In a lab, all chemicals and fluids should be treated as if they are as powerful as gasoline. Vapors can traverse long distances and might ignite if they find a spark or flame. Be sure to have a fire extinguisher on hand and confirm that everyone in the lab knows its precise location to prevent fires from spreading. The right personal protective equipment (PPE), like flame-resistant (FR) lab coats, should also be sported.
Many organic and inorganic chemicals might be volatile or caustic to your skin and eyes. Therefore, it is essential to wield caution with chemicals to thwart spills and splashes. Further, the right PPE should always be modeled, like lab coats that deliver FR properties and chemical-splash protection (CP).
Keeping chemicals away from immediate contact with your skin is essential for lab safety. Even when chemicals are not caustic, exposure can induce allergic responses or other issues if absorbed by your skin.
Remember that gloves might be penetrable by specific chemical reagents – even without visible damage – so swap out any gloves that have had contact with these chemicals for a fresh pair immediately. Never touch your eyes or face until your hands are free of all chemicals or solvents. Wear a CP lab coat to avert chemicals from seeping through the fabric of your clothing as an additional precaution.
Many ordinary solvents are incredibly toxic if inhaled, and inhalation of particular chemicals can aggravate membranes in your nose, eyes, throat, and lungs. To lower these threats, never evaporate surplus solvents.

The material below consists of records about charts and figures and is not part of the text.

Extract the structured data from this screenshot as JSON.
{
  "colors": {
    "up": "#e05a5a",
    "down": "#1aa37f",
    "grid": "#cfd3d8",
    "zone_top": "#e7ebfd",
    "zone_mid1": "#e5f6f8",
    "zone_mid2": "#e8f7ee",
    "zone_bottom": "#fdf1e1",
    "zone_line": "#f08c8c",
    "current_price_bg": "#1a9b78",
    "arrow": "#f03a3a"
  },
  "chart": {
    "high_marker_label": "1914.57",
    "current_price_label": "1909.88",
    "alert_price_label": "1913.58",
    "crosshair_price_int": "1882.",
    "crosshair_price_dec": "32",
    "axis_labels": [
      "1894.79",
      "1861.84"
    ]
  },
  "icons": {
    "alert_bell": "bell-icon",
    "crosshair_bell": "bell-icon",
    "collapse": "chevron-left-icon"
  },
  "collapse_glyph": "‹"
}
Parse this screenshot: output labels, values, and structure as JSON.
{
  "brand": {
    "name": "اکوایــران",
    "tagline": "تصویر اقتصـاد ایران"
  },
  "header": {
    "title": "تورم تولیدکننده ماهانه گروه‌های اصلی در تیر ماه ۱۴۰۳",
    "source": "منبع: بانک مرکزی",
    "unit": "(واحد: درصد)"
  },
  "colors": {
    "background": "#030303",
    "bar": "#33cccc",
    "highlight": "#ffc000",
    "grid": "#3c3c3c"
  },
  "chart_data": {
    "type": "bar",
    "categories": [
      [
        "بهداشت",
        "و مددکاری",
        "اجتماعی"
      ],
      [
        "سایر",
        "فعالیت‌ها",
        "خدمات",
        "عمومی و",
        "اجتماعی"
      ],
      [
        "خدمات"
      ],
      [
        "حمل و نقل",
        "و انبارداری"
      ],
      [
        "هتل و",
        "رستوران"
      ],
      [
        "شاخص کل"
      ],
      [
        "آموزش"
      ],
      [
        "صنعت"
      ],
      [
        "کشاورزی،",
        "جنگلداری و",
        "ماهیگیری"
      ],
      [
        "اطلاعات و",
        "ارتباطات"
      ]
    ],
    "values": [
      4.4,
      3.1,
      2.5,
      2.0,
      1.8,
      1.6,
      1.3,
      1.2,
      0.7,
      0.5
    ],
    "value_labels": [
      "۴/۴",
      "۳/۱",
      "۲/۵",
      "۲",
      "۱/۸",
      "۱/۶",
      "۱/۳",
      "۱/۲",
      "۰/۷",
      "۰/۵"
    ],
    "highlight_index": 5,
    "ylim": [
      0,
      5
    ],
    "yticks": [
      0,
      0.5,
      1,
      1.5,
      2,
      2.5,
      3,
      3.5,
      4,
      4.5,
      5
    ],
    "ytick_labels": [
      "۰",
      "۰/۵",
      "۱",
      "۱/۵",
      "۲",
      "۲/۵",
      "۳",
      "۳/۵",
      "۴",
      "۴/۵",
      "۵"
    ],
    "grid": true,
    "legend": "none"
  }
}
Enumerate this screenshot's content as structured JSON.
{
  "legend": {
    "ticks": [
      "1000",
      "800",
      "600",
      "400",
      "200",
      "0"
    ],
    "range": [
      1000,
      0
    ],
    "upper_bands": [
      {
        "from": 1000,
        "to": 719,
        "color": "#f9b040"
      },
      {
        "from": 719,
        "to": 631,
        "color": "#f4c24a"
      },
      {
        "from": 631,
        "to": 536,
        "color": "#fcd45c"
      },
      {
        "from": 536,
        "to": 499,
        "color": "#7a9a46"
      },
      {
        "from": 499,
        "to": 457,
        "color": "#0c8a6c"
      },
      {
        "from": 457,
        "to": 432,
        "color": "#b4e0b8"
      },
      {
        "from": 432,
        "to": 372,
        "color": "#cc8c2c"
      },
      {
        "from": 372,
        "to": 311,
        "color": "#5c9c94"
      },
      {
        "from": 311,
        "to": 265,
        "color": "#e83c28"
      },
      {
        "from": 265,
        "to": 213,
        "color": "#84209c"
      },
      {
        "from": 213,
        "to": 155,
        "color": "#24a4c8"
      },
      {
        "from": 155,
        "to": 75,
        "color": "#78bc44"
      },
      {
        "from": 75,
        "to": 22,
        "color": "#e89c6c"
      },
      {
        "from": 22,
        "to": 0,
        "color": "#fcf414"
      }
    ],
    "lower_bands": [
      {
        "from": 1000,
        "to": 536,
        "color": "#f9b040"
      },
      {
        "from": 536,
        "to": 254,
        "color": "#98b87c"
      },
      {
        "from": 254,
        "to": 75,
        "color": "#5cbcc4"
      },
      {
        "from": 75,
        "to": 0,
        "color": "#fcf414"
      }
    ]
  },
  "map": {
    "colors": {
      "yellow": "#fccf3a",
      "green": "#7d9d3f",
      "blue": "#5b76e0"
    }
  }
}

Laboratory employees should also keep a safe distance when pouring chemicals and confirm proper ventilation in the laboratory.
Lacerations to the skin are one of the most common kinds of lab accidents. In extreme cases, nerves and tendons can be severed. Often, these wounds occur due to trying to force a cork or rubber stopper into a segment of glass tubing, thermometer, or distilling flask.
To thwart this mishap from happening, employees should make a proper-sized cavity, lubricate the stopper or cork, and use gentle force with rotation on the glass piece.
These are just a few of the dangers found in the lab. Awareness, training, and prevention tools can help decrease or eliminate these hazards in your lab.
If you are ready to expand your scientific or medical lab, contact us today to learn more about our laboratory buildout services. We are here to help you design an effective, productive, and profitable lab that suits all your experimentation and testing needs. We have the experience and expertise to help you maximize your lab's potential and make it safer and more convenient for your staff.